If he comes across as determinedly unsympathetic in these passages, a better argument for Kitaj’s belief in his own work is carried by the paintings in this book, than by the text. There is an irony in the fact that his always angry sense of colour and drama came most fully into its own after his critical defenestration. He was loyally defended by lifelong friends Frank Auerbach and Hockney, but since, as these Confessions make clear, he recognised little separation between his life and his work, he could hardly cry foul at being judged as an ego as well as an artist. Robert Hughes once observed that ‘Kitaj can draw better than any man alive’; the pastel and charcoal sketches reproduced here go some way to supporting that claim (even if the Hughes quote itself is repeated to the point of desperation).
Some may hear echoes in Kitaj’s writing of Mickey Sabbath, the demonic hero of Philip Roth’s wild and whirling novel, Sabbath’s Theater. The shared cadences are not accidental; during the days and nights when Kitaj felt his late wife’s death most sharply in LA he was in the habit of calling his friend Roth and pouring out his heart.
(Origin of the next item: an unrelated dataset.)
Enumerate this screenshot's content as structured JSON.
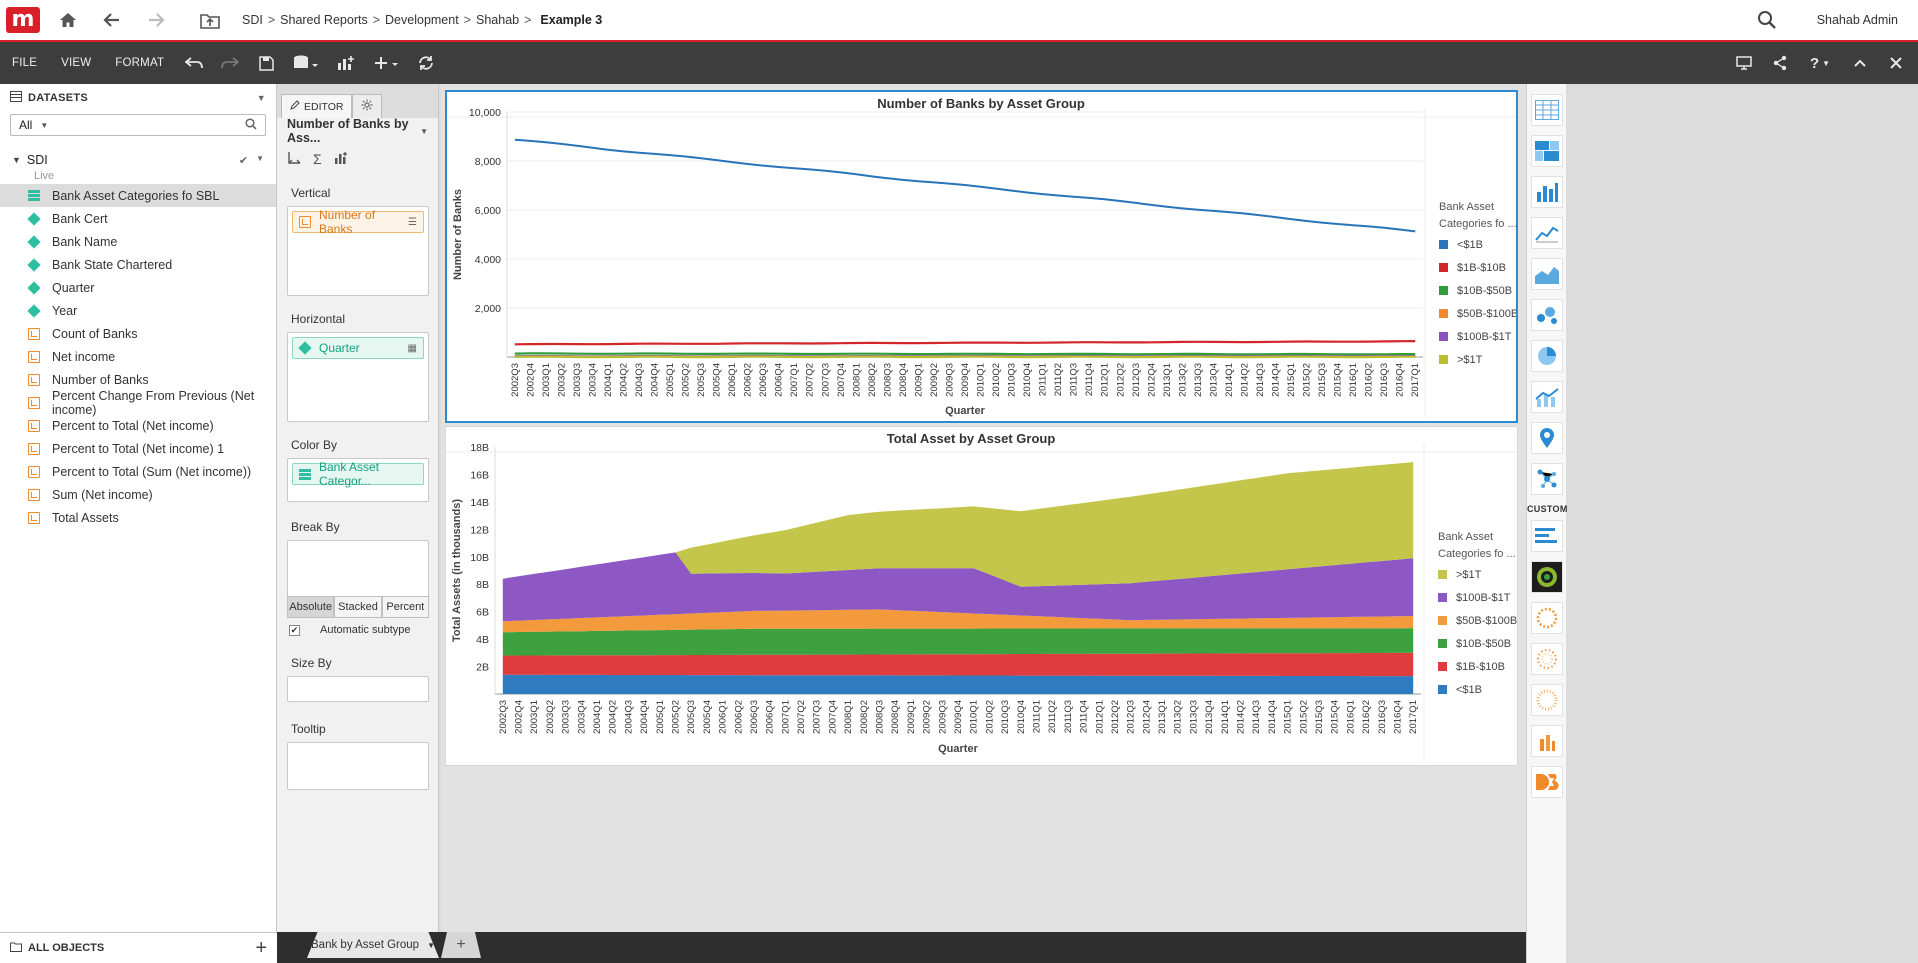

As with Sabbath there was a little salvation in his fall from grace. Some of Kitaj’s most dramatic and affecting painting depicted the life with Fisher that he had lost, and the ways in which she still haunted him. ‘Sandra appears in […] my septuagenarian dreams. I am alone – with her,’ he wrote. ‘I could make love to my angel with my paintbrush, fondle her again, caress her contours.’ There is a sort of triumph in this, for Kitaj. For the reader who has stuck with him this far there will no doubt be a desire to go back and look again at the work. ‘Posterity excites me to THE END,’ Kitaj wrote. His book is a gift to that stubborn impulse.
R. B. Kitaj: Confessions of an Old Jewish Painter (Eckhart J. Gillen, ed.) is published by Schirmer/Mosel (€39.80).